The US Department of Veterans Affairs (VA) is committed to implementing similar principles of HROs, which focus on error analysis and process improvement to foster a culture of safety, leadership commitment, and staff engagement.4,5 Visual management is an important tool for HROs; it reflects the mindset of promoting transparency, teamwork, and openness.6,7

Visual management boards (VMBs), such as huddle boards, Gemba boards, or visibility walls, are critical tools that can promote daily accountability and the core principles of Lean thinking and HROs.1,6,8,9 Accountability is enhanced through frequent real-time, data-driven feedback between staff and leadership. This is often facilitated with a huddle, a structured and disciplined team meeting that provides bidirectional information.1 Frequently, a VMB is incorporated into the structure and flow of the huddle.

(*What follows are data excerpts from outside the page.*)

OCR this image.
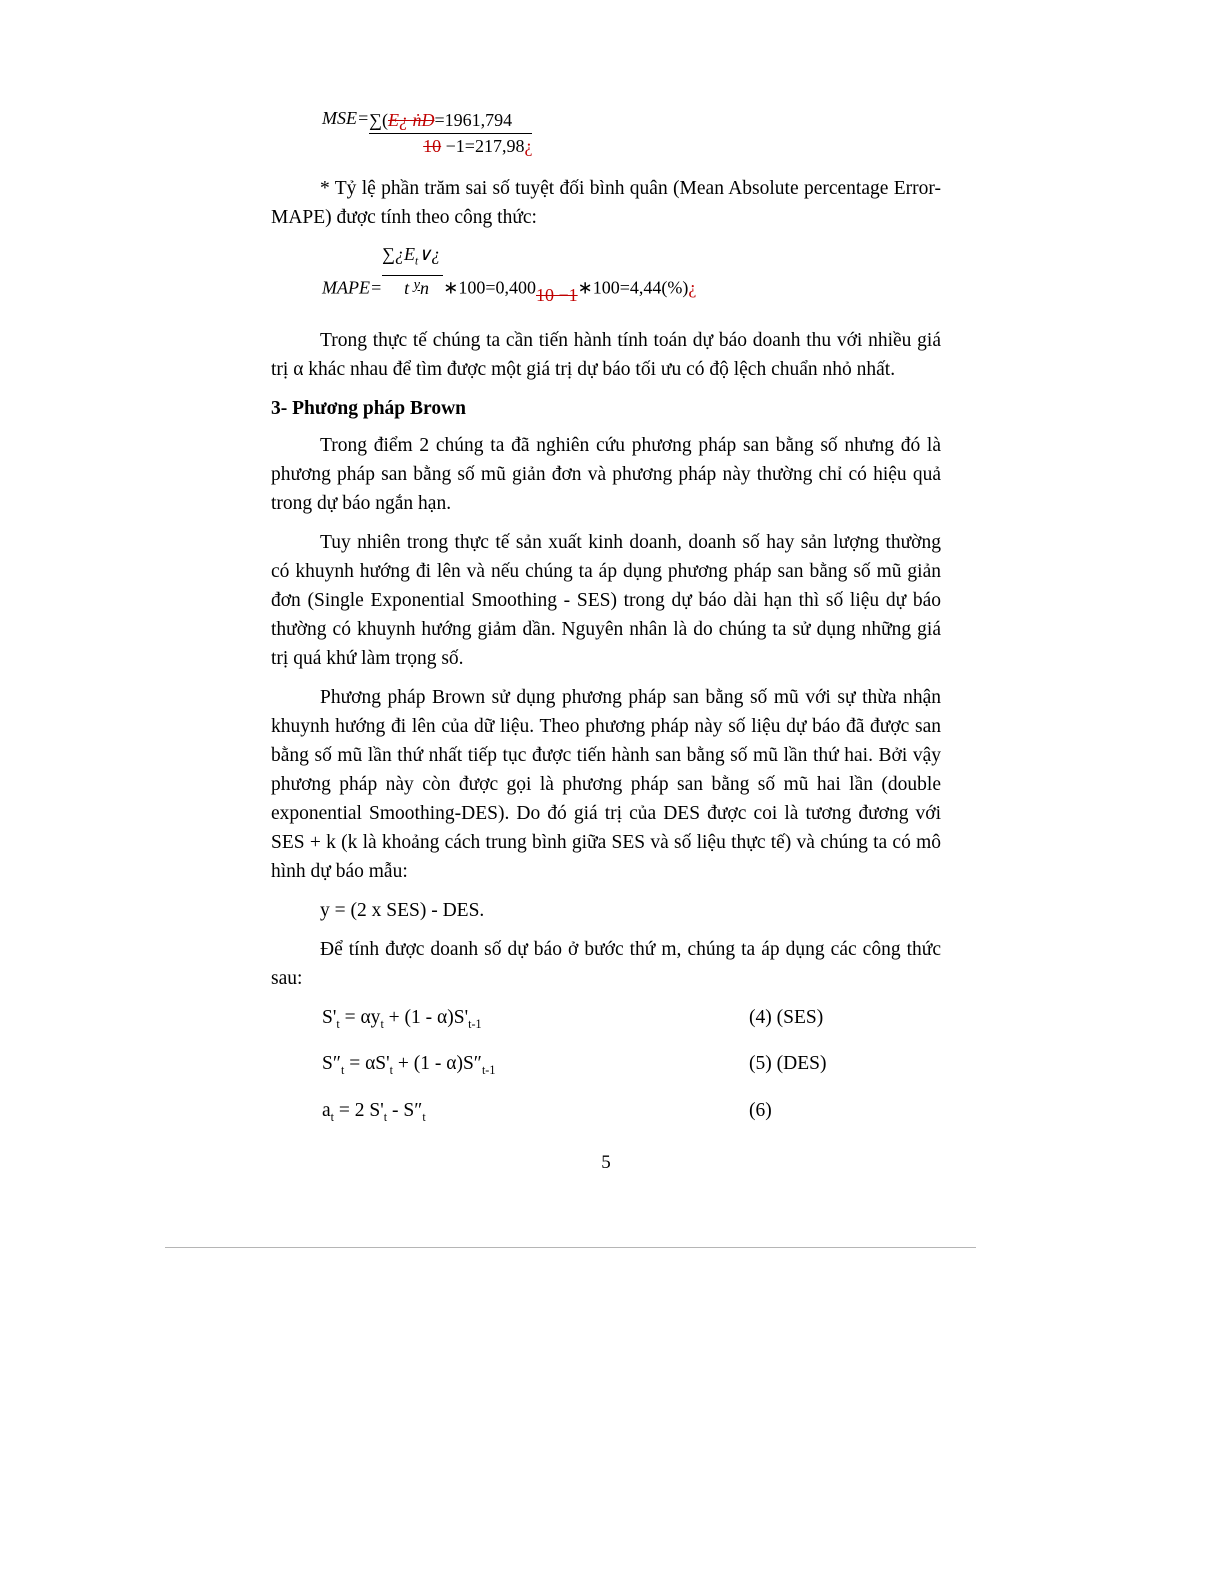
$MSE= \frac{\text{∑(E¿ ṅÐ=1961,794}}{10 -1=217,98¿}$

* Tỷ lệ phần trăm sai số tuyệt đối bình quân (Mean Absolute percentage Error-MAPE) được tính theo công thức:

MAPE= $\frac{\sum¿E_t\vee¿}{t ^yn}$ ∗100=0,40010 −1∗100=4,44(%)¿

Trong thực tế chúng ta cần tiến hành tính toán dự báo doanh thu với nhiều giá trị α khác nhau để tìm được một giá trị dự báo tối ưu có độ lệch chuẩn nhỏ nhất.

3- Phương pháp Brown

Trong điểm 2 chúng ta đã nghiên cứu phương pháp san bằng số nhưng đó là phương pháp san bằng số mũ giản đơn và phương pháp này thường chỉ có hiệu quả trong dự báo ngắn hạn.

Tuy nhiên trong thực tế sản xuất kinh doanh, doanh số hay sản lượng thường có khuynh hướng đi lên và nếu chúng ta áp dụng phương pháp san bằng số mũ giản đơn (Single Exponential Smoothing - SES) trong dự báo dài hạn thì số liệu dự báo thường có khuynh hướng giảm dần. Nguyên nhân là do chúng ta sử dụng những giá trị quá khứ làm trọng số.

Phương pháp Brown sử dụng phương pháp san bằng số mũ với sự thừa nhận khuynh hướng đi lên của dữ liệu. Theo phương pháp này số liệu dự báo đã được san bằng số mũ lần thứ nhất tiếp tục được tiến hành san bằng số mũ lần thứ hai. Bởi vậy phương pháp này còn được gọi là phương pháp san bằng số mũ hai lần (double exponential Smoothing-DES). Do đó giá trị của DES được coi là tương đương với SES + k (k là khoảng cách trung bình giữa SES và số liệu thực tế) và chúng ta có mô hình dự báo mẫu:

y = (2 x SES) - DES.

Để tính được doanh số dự báo ở bước thứ m, chúng ta áp dụng các công thức sau:

$S'_t = \alpha y_t + (1 - \alpha)S'_{t-1}$	(4) (SES)
$S''_t = \alpha S'_t + (1 - \alpha)S''_{t-1}$	(5) (DES)
$a_t = 2$ $S'_t - S''_t$	(6)
5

In a literature review of 20 years of implementation of Lean management systems in health care, Winner and colleagues report that while the frequency and duration of huddles vary, they are often united by several characteristics, including the involvement of the unit team, focus on feedback, problem identification and solutions, and central location around a visual board.1 VMBs most often take the form of a magnetic, dry-erase board located in a hall or conference room central to the work area.1 In addition to identifying and tracking problems in the place of work, VMBs can also provide a representation of key performance indicators and metrics, disseminate essential unit information, and acknowledge the work and successes of staff and leaders.6,8-12

This article outlines the commitment of the Lieutenant Colonel Charles S. Kettles VA Medical Center (VAMC) within the VA Ann Arbor Healthcare System (VAAAHS) to the HRO principle of visual management. We describe the incorporation of VMBs throughout VAAAHS and provide a detailed report of the development and use at a large outpatient subspecialty clinic.